Loss of Flexible Spending Budgets for Schools
By “normalizing” school budgets DCPS is dramatically reducing the flexible spending budgets that schools have relied on every year. Those funds have theoretically been replaced with mandated staff positions, but many of the new mandated staff positions, like language at the elementary school level, aren’t actually being funded at almost half of the schools. This means that schools are having to give up other staff in order to meet new requirements. The loss of flexible spending for schools will undermine many schools, particularly the Capitol Hill Cluster School, where flexible funds have paid for additional resource teachers. Losing these funds will cost four positions at Watkins Elementary– two reading resource teachers, a math resource teacher and a guidance counselor.
Watkins is an incredibly diverse school, both economically and academically and we rely on the resource teachers to help support our students who are struggling. Removing these flexible funds robs our talented Principals of the ability to make the strategic investments needed in their specific circumstances, and to differentiate their school from others. At a time when DCPS has been investing heavily in its Principals, why would this budget limit their ability to deliver the high-quality education in the most appropriate manner? The loss of these four resource teachers will not only limit the amount of support those students get, it will also make it impossible for the school to provide adequate staffing to monitor lunch and recess without violating teacher contracts and their right to time during the day for instructional planning.
In the best schools in the District, some of the outstanding Principals that DCPS has hired in recent years have used flexible funds to invest in the staff, programs and materials that they feel are most critical to the success of their students and their school, and to differentiate their school from others. Their ability to do that is now severely limited.
Transparency in Budgeting
Perhaps the most disturbing aspect of the reduction in flexible spending, as well as many of the other budget changes, is how these changes are not being implemented in a transparent way. The changes have been hidden in opaque budgets that make comparisons next to impossible, and that hide what percentage of funds are actually going to central office. Many costs that were previously in the central administrative budget are now being pushed to individual school budgets, but with no additional funds to cover them.
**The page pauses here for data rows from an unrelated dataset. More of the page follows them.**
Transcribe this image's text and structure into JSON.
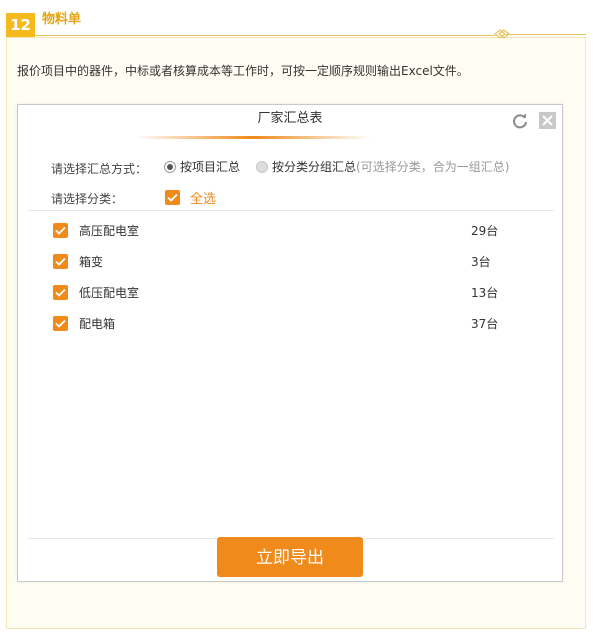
{
  "section": {
    "number": "12",
    "title": "物料单"
  },
  "description": "报价项目中的器件，中标或者核算成本等工作时，可按一定顺序规则输出Excel文件。",
  "dialog": {
    "title": "厂家汇总表",
    "summary_label": "请选择汇总方式：",
    "option_by_project": "按项目汇总",
    "option_by_category": "按分类分组汇总",
    "option_hint": "(可选择分类，合为一组汇总)",
    "category_label": "请选择分类：",
    "select_all": "全选",
    "items": [
      {
        "name": "高压配电室",
        "count": "29台"
      },
      {
        "name": "箱变",
        "count": "3台"
      },
      {
        "name": "低压配电室",
        "count": "13台"
      },
      {
        "name": "配电箱",
        "count": "37台"
      }
    ],
    "export_label": "立即导出"
  },
  "colors": {
    "accent": "#f08a1a",
    "section": "#f5b91e"
  }
}
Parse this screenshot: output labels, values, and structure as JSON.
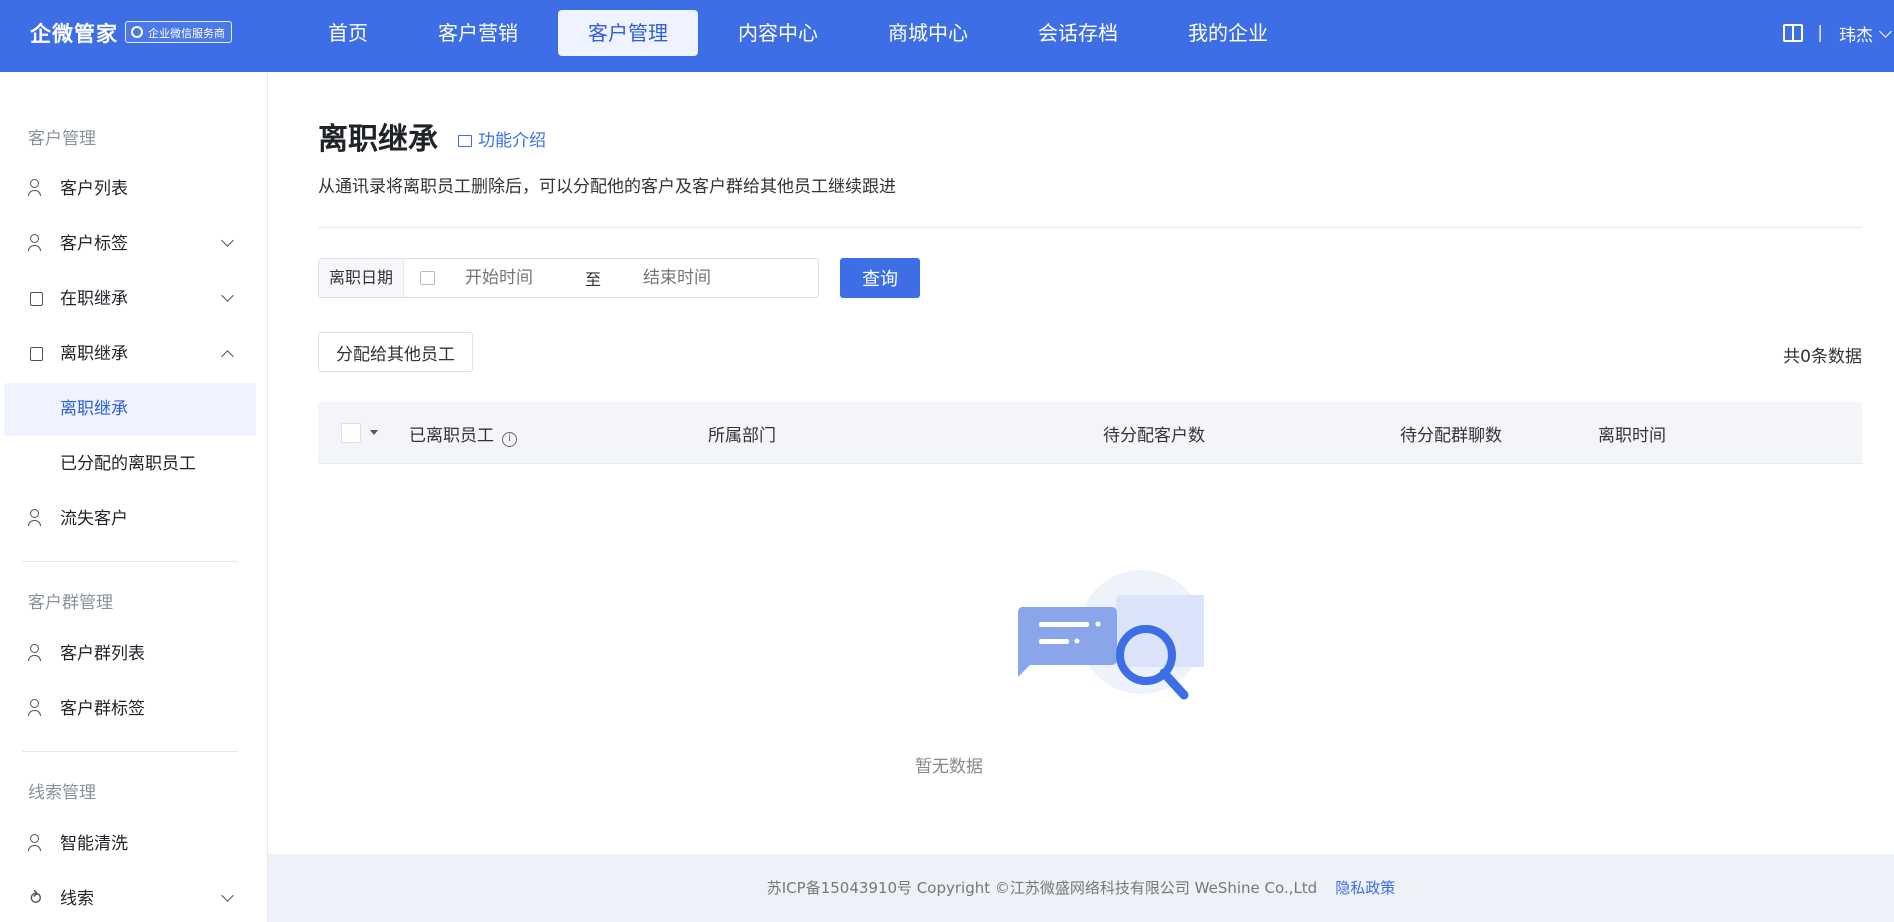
{
  "brand": {
    "name": "企微管家",
    "badge": "企业微信服务商"
  },
  "nav": [
    {
      "label": "首页"
    },
    {
      "label": "客户营销"
    },
    {
      "label": "客户管理"
    },
    {
      "label": "内容中心"
    },
    {
      "label": "商城中心"
    },
    {
      "label": "会话存档"
    },
    {
      "label": "我的企业"
    }
  ],
  "user": {
    "name": "玮杰"
  },
  "sidebar": {
    "section1": "客户管理",
    "items1": [
      {
        "label": "客户列表"
      },
      {
        "label": "客户标签"
      },
      {
        "label": "在职继承"
      },
      {
        "label": "离职继承"
      },
      {
        "label": "离职继承"
      },
      {
        "label": "已分配的离职员工"
      },
      {
        "label": "流失客户"
      }
    ],
    "section2": "客户群管理",
    "items2": [
      {
        "label": "客户群列表"
      },
      {
        "label": "客户群标签"
      }
    ],
    "section3": "线索管理",
    "items3": [
      {
        "label": "智能清洗"
      },
      {
        "label": "线索"
      }
    ]
  },
  "page": {
    "title": "离职继承",
    "intro_link": "功能介绍",
    "description": "从通讯录将离职员工删除后，可以分配他的客户及客户群给其他员工继续跟进"
  },
  "filter": {
    "label": "离职日期",
    "start_placeholder": "开始时间",
    "to": "至",
    "end_placeholder": "结束时间",
    "query_button": "查询"
  },
  "actions": {
    "assign_button": "分配给其他员工",
    "total": "共0条数据"
  },
  "table": {
    "columns": [
      "已离职员工",
      "所属部门",
      "待分配客户数",
      "待分配群聊数",
      "离职时间"
    ]
  },
  "empty": {
    "text": "暂无数据"
  },
  "footer": {
    "text": "苏ICP备15043910号 Copyright ©江苏微盛网络科技有限公司 WeShine Co.,Ltd",
    "privacy": "隐私政策"
  }
}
The official DCPS budget shows Watkins only having a modest budget reduction, yet we’re losing 4 resource teachers. The math doesn’t add up, which makes it difficult not to conclude that the budget information is being purposefully obfuscated.
I became even more convinced of this at a recent meeting of the Capitol Hill Public Schools Parent Organization, a coalition of PTA’s in Capitol Hill, when at least 4 of the PTAs reported that their Principal had been told to “get their parents under control,” and stop them from advocating on the budget changes.
I would hope that DCPS understands that the parents who don’t advocate on behalf of their schools are the ones who quietly leave DCPS in favor of Charter Schools, and that it’s the parents who take the time and effort to support their school who are committed to working with their teachers, Principals and DCPS to make our school system the best it can be. I would think they would welcome our involvement, not discourage it.
1) DCPS needs to restore flexible funding levels for all schools and give Principals the ability to invest in the staffing and programs most critical to the success of their school.
2) DCPS needs to make school budgets more transparent, which includes making transparent year to year budget comparisons, and making budget changes between central administration and schools clear and upfront.